Fin juin : mouvements brutaux, de forte ampleur et plutôt inattendus sur les taux d’intérêt américains ? Que faut-il y comprendre ? Quels signaux envoient-ils pour nous aider à déchiffrer l’état actuel de la situation économique mondiale ?
Alors que les indices boursiers américains flirtent avec leurs plus hauts niveaux historiques, les taux d’intérêt viennent d’opérer un mouvement spectaculaire, en particulier à l’avant de la courbe (les taux courts). La chute brutale des rendements à court terme jette un doute sérieux sur l’optimisme que continuent de refléter de leur côté les marchés d’actions.
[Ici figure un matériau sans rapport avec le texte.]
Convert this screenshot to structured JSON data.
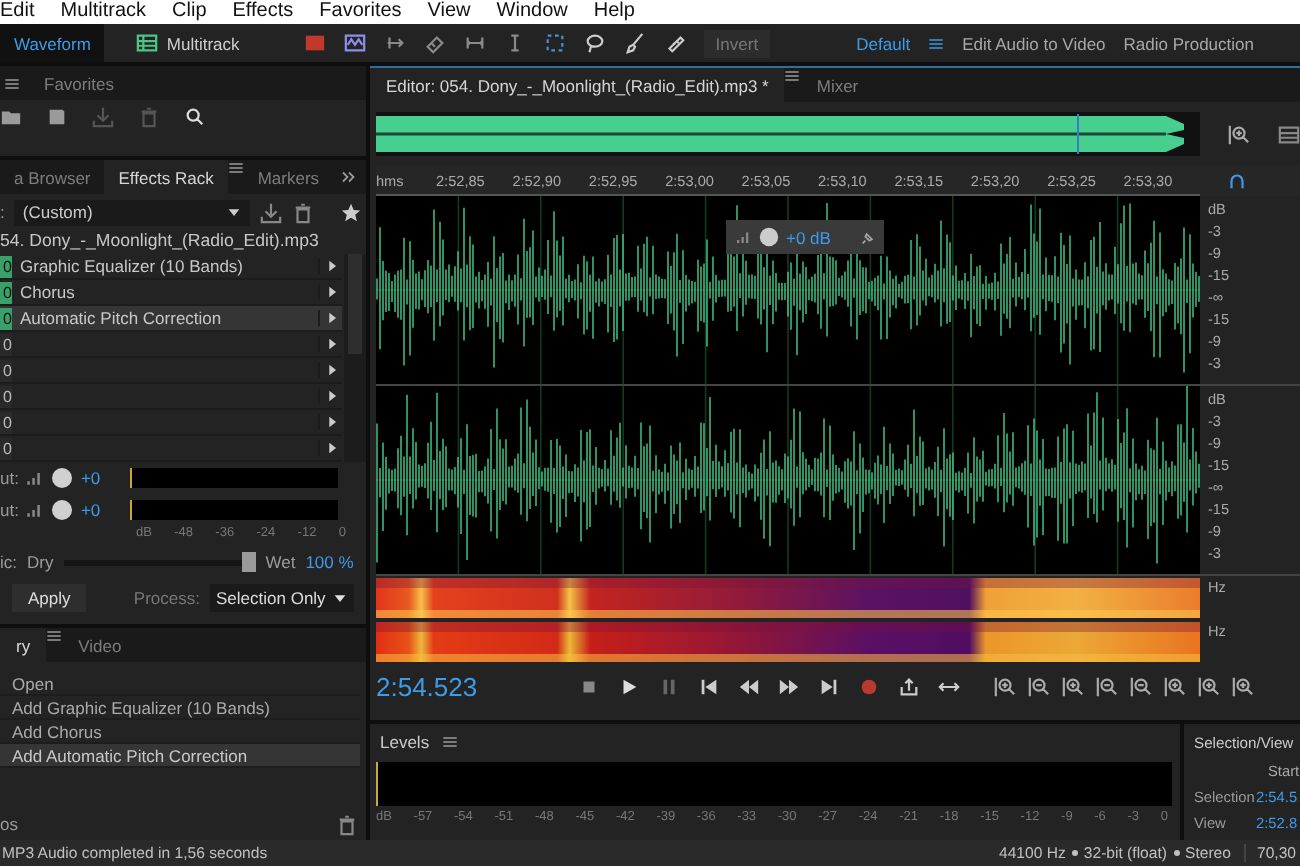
{
  "menu": [
    "Edit",
    "Multitrack",
    "Clip",
    "Effects",
    "Favorites",
    "View",
    "Window",
    "Help"
  ],
  "toolbar": {
    "modes": [
      {
        "label": "Waveform",
        "selected": true
      },
      {
        "label": "Multitrack",
        "selected": false
      }
    ],
    "invert": "Invert",
    "workspaces": [
      {
        "label": "Default",
        "selected": true
      },
      {
        "label": "Edit Audio to Video",
        "selected": false
      },
      {
        "label": "Radio Production",
        "selected": false
      }
    ]
  },
  "favorites": {
    "title": "Favorites"
  },
  "effects_rack": {
    "tabs": [
      {
        "label": "a Browser",
        "selected": false
      },
      {
        "label": "Effects Rack",
        "selected": true
      },
      {
        "label": "Markers",
        "selected": false
      }
    ],
    "preset": {
      "label": ":",
      "value": "(Custom)"
    },
    "file": "54. Dony_-_Moonlight_(Radio_Edit).mp3",
    "slots": [
      {
        "number": "0",
        "name": "Graphic Equalizer (10 Bands)",
        "on": true,
        "selected": false
      },
      {
        "number": "0",
        "name": "Chorus",
        "on": true,
        "selected": false
      },
      {
        "number": "0",
        "name": "Automatic Pitch Correction",
        "on": true,
        "selected": true
      },
      {
        "number": "0",
        "on": false,
        "selected": false
      },
      {
        "number": "0",
        "on": false,
        "selected": false
      },
      {
        "number": "0",
        "on": false,
        "selected": false
      },
      {
        "number": "0",
        "on": false,
        "selected": false
      },
      {
        "number": "0",
        "on": false,
        "selected": false
      }
    ],
    "gains": [
      {
        "label": "ut:",
        "value": "+0"
      },
      {
        "label": "ut:",
        "value": "+0"
      }
    ],
    "meter_scale": [
      "dB",
      "-48",
      "-36",
      "-24",
      "-12",
      "0"
    ],
    "mix": {
      "label": "ic:",
      "dry": "Dry",
      "wet": "Wet",
      "value": "100 %",
      "level": 1.0
    },
    "apply": "Apply",
    "process": {
      "label": "Process:",
      "value": "Selection Only"
    }
  },
  "history": {
    "tabs": [
      {
        "label": "ry",
        "selected": true
      },
      {
        "label": "Video",
        "selected": false
      }
    ],
    "items": [
      {
        "label": "Open",
        "selected": false
      },
      {
        "label": "Add Graphic Equalizer (10 Bands)",
        "selected": false
      },
      {
        "label": "Add Chorus",
        "selected": false
      },
      {
        "label": "Add Automatic Pitch Correction",
        "selected": true
      }
    ],
    "footer": "os"
  },
  "editor": {
    "tabs": [
      {
        "label": "Editor: 054. Dony_-_Moonlight_(Radio_Edit).mp3 *",
        "selected": true
      },
      {
        "label": "Mixer",
        "selected": false
      }
    ],
    "ruler": {
      "unit": "hms",
      "labels": [
        "2:52,85",
        "2:52,90",
        "2:52,95",
        "2:53,00",
        "2:53,05",
        "2:53,10",
        "2:53,15",
        "2:53,20",
        "2:53,25",
        "2:53,30"
      ]
    },
    "hud": "+0 dB",
    "channels": [
      {
        "scale": [
          "dB",
          "-3",
          "-9",
          "-15",
          "-∞",
          "-15",
          "-9",
          "-3"
        ]
      },
      {
        "scale": [
          "dB",
          "-3",
          "-9",
          "-15",
          "-∞",
          "-15",
          "-9",
          "-3"
        ]
      }
    ],
    "spectral": [
      {
        "unit": "Hz"
      },
      {
        "unit": "Hz"
      }
    ],
    "time": "2:54.523"
  },
  "levels": {
    "title": "Levels",
    "scale": [
      "dB",
      "-57",
      "-54",
      "-51",
      "-48",
      "-45",
      "-42",
      "-39",
      "-36",
      "-33",
      "-30",
      "-27",
      "-24",
      "-21",
      "-18",
      "-15",
      "-12",
      "-9",
      "-6",
      "-3",
      "0"
    ]
  },
  "selection_view": {
    "title": "Selection/View",
    "column": "Start",
    "rows": [
      {
        "label": "Selection",
        "start": "2:54.5"
      },
      {
        "label": "View",
        "start": "2:52.8"
      }
    ]
  },
  "status_bar": {
    "message": "MP3 Audio completed in 1,56 seconds",
    "format": [
      "44100 Hz",
      "32-bit (float)",
      "Stereo"
    ],
    "size": "70,30"
  }
}
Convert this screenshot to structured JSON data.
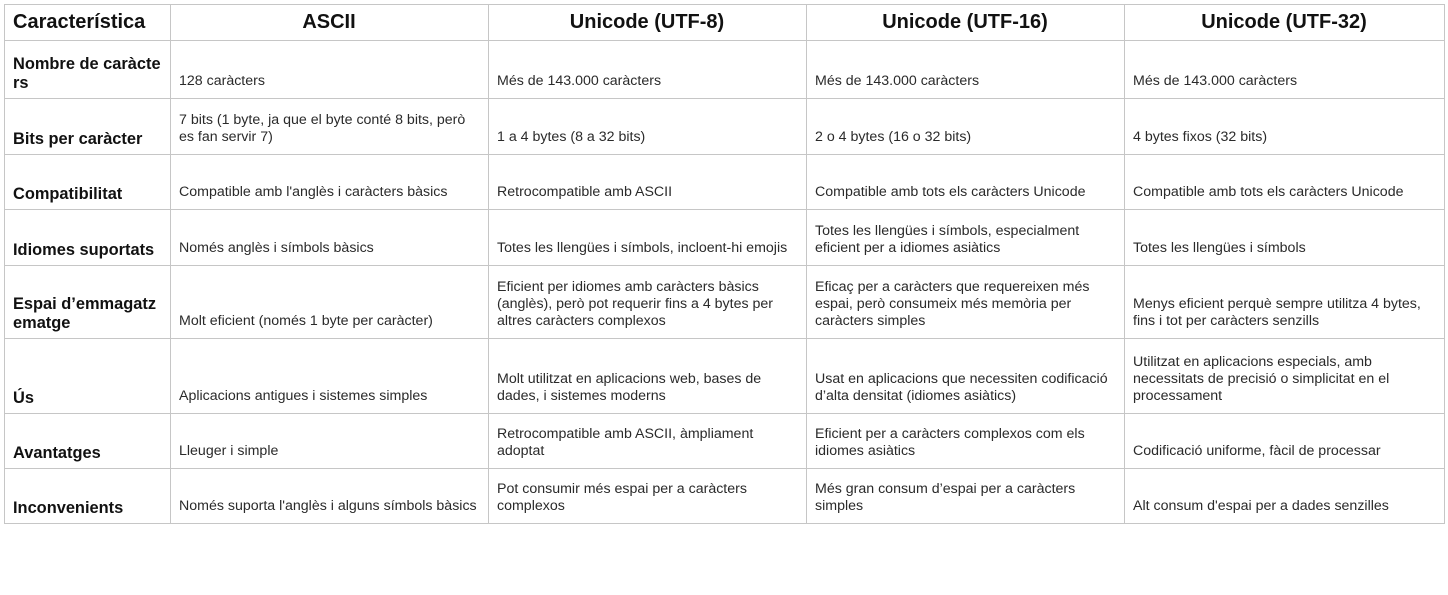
{
  "headers": [
    "Característica",
    "ASCII",
    "Unicode (UTF-8)",
    "Unicode (UTF-16)",
    "Unicode (UTF-32)"
  ],
  "rows": [
    {
      "label": "Nombre de caràcters",
      "cells": [
        "128 caràcters",
        "Més de 143.000 caràcters",
        "Més de 143.000 caràcters",
        "Més de 143.000 caràcters"
      ]
    },
    {
      "label": "Bits per caràcter",
      "cells": [
        "7 bits (1 byte, ja que el byte conté 8 bits, però es fan servir 7)",
        "1 a 4 bytes (8 a 32 bits)",
        "2 o 4 bytes (16 o 32 bits)",
        "4 bytes fixos (32 bits)"
      ]
    },
    {
      "label": "Compatibilitat",
      "cells": [
        "Compatible amb l'anglès i caràcters bàsics",
        "Retrocompatible amb ASCII",
        "Compatible amb tots els caràcters Unicode",
        "Compatible amb tots els caràcters Unicode"
      ]
    },
    {
      "label": "Idiomes suportats",
      "cells": [
        "Només anglès i símbols bàsics",
        "Totes les llengües i símbols, incloent-hi emojis",
        "Totes les llengües i símbols, especialment eficient per a idiomes asiàtics",
        "Totes les llengües i símbols"
      ]
    },
    {
      "label": "Espai d’emmagatzematge",
      "cells": [
        "Molt eficient (només 1 byte per caràcter)",
        "Eficient per idiomes amb caràcters bàsics (anglès), però pot requerir fins a 4 bytes per altres caràcters complexos",
        "Eficaç per a caràcters que requereixen més espai, però consumeix més memòria per caràcters simples",
        "Menys eficient perquè sempre utilitza 4 bytes, fins i tot per caràcters senzills"
      ]
    },
    {
      "label": "Ús",
      "cells": [
        "Aplicacions antigues i sistemes simples",
        "Molt utilitzat en aplicacions web, bases de dades, i sistemes moderns",
        "Usat en aplicacions que necessiten codificació d’alta densitat (idiomes asiàtics)",
        "Utilitzat en aplicacions especials, amb necessitats de precisió o simplicitat en el processament"
      ]
    },
    {
      "label": "Avantatges",
      "cells": [
        "Lleuger i simple",
        "Retrocompatible amb ASCII, àmpliament adoptat",
        "Eficient per a caràcters complexos com els idiomes asiàtics",
        "Codificació uniforme, fàcil de processar"
      ]
    },
    {
      "label": "Inconvenients",
      "cells": [
        "Només suporta l'anglès i alguns símbols bàsics",
        "Pot consumir més espai per a caràcters complexos",
        "Més gran consum d’espai per a caràcters simples",
        "Alt consum d'espai per a dades senzilles"
      ]
    }
  ]
}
Qui faut-il écouter ?
Depuis plusieurs semaines, la courbe des taux américaine présente une forme caractéristique d’un « bull steepening »[1] : les rendements à court terme baissent rapidement, tandis que les taux longs reculent plus lentement, voire stagnent. Ce type de mouvement survient classiquement dans les phases de retournement conjoncturel, lorsque les marchés commencent à anticiper une décision d’assouplissement monétaire par la Banque centrale en réponse à une dégradation de la conjoncture.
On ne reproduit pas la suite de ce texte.